Столяров, шагавший в паре с Костюшко, легонько толкнул его плечом. Антон Антонович посмотрел по направлению взгляда товарища и вдруг увидел на тротуаре жену.
Таня шла по краю мостовой так быстро, что тонкое снежное облачко вылетало из-под ее ног и крутилось у подола ее юбки…
И тотчас, как это бывало, когда они с Таней после короткой или длительной разлуки встречались на этапе, на пути в ссылку, или на свидании в канцелярии «пересылки», или на тюремном дворе, Антон Антонович забыл все окружающее и то, что с каждым шагом он приближается к решению своей судьбы, которое при всех условиях не может быть для него благоприятным.

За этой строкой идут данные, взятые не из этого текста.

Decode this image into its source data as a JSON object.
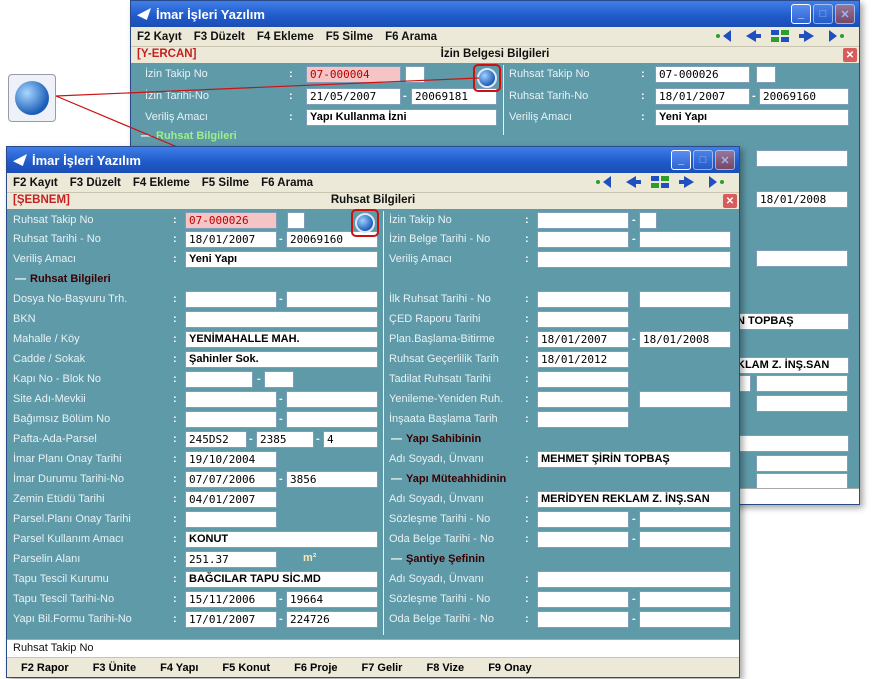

Нет, уже не думал об этом и едва ли сознавал в ту минуту, где он, Антон Костюшко. Он только безмерно радовался тому, что снова видит Таню, ее серо-зеленые глаза под темными, пожалуй, слишком суровыми для ее нежного лица бровями, ее высокую тонкую фигуру с этой манерой чуть-чуть подаваться вперед, как будто она всегда шла против ветра.
От всего ее облика родным и близким повеяло на Антона Антоновича. Он увидел Таню на каторжанском паузке, медленно плывущем по широкой свинцовой реке.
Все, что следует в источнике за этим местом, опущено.